European Journal of Medicinal Chemistry ( IF 6.0 ) Pub Date : 2022-12-30 , DOI: 10.1016/j.ejmech.2022.115072 Chao Wang 1 , Cangxin Zheng 1 , Han Wang 1 , Sufang Shui 2 , Hongwei Jin 3 , Guoquan Liu 2 , Fengrong Xu 1 , Zhenming Liu 4 , Liangren Zhang 4 , Dan Sun 5 , Ping Xu 1
Targeting Glutathione peroxidase 4 (GPX4) has become a promising strategy for drug-resistant cancer therapy via ferroptosis induction. It was found that the GPX4 inhibitors such as RSL3 have GPX4 degradation ability via not only autophagy-lysosome pathway but also ubiquitin-proteasome system (UPS). Proteolysis targeting chimeras (PROTACs) using small molecule with both inhibition and degradation ability as the ligand of protein of interest (POI) have not been reported.

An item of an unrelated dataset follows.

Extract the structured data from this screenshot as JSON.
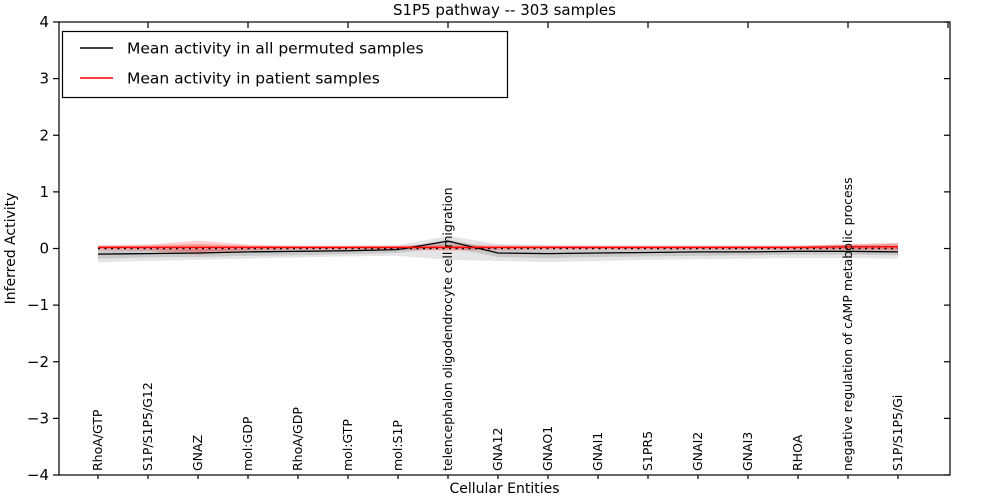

To obtain better compounds with effective disturbance of GPX4 activity, and compare the difference between GPX4 inhibitors with degradation ability and their related PROTACs, we designed and synthesized a series of GPX4 degraders using PROTAC technology in terms of its excellent characteristics such as high efficiency and selectivity and the capacity of overcoming resistance. Hence, 8e was discovered as a potent and highly efficacious GPX4 degrader based upon the inhibitor RSL3. It was 2–3 times more potent than RSL3 in all the in vitro anti-tumor assays, indicating the importance of the PROTAC ternary complex of GPX4, 8e and E3 ligase ligand. 8e revealed better potency in resistant tumor cells than in wide type cells. Furthermore, we discovered for the first time that degrader 8e exhibit GPX4 degradation activity via ubiquitin-proteasome system (UPS) and autophagy-lysosome pathway with UPS plays the major role in the process. Our data also suggested that 8e and RSL3 could potently induce ferroptosis of HT1080 cells via GPX4 inhibition and degradation. In summary, our data revealed that the GPX4 degrader 8e achieves better degradation and anti-tumor effects compared to its related GPX4 inhibitor RSL3. Thus, an efficient strategy to induce GPX4 degradation and subsequent ferroptosis was established in this study for malignant cancer treatment in the future.
中文翻译:
GPX4降解剂双重降解机制诱导铁死亡发挥抗肿瘤作用
靶向谷胱甘肽过氧化物酶 4 (GPX4) 已成为通过铁死亡诱导进行耐药性癌症治疗的一种有前途的策略。研究发现,RSL3 等 GPX4 抑制剂不仅可以通过自噬-溶酶体途径,还可以通过泛素-蛋白酶体系统 (UPS) 降解 GPX4。使用具有抑制和降解能力的小分子作为感兴趣的蛋白质 (POI) 的配体的蛋白水解靶向嵌合体 (PROTAC) 尚未见报道。为了获得更好的有效干扰GPX4活性的化合物,并比较具有降解能力的GPX4抑制剂与其相关PROTAC的差异,我们利用PROTAC技术设计合成了一系列具有高效和选择性等优良特性的GPX4降解剂以及克服阻力的能力。因此,8e被发现是一种基于抑制剂 RSL3 的有效且高效的 GPX4 降解剂。在所有体外抗肿瘤试验中,它的效力是 RSL3 的 2-3 倍,表明GPX4、8e和 E3 连接酶配体的 PROTAC 三元复合物的重要性。8e显示在抗性肿瘤细胞中比在宽型细胞中具有更好的效力。此外,我们首次发现降解剂8e通过泛素-蛋白酶体系统 (UPS) 表现出 GPX4 降解活性,而 UPS 的自噬-溶酶体途径在该过程中起主要作用。我们的数据还表明8eRSL3 可通过 GPX4 抑制和降解有效诱导 HT1080 细胞铁死亡。总之,我们的数据显示,与其相关的 GPX4 抑制剂 RSL3 相比,GPX4 降解剂8e具有更好的降解和抗肿瘤效果。因此,本研究建立了一种诱导 GPX4 降解和随后的铁死亡的有效策略,用于未来的恶性肿瘤治疗。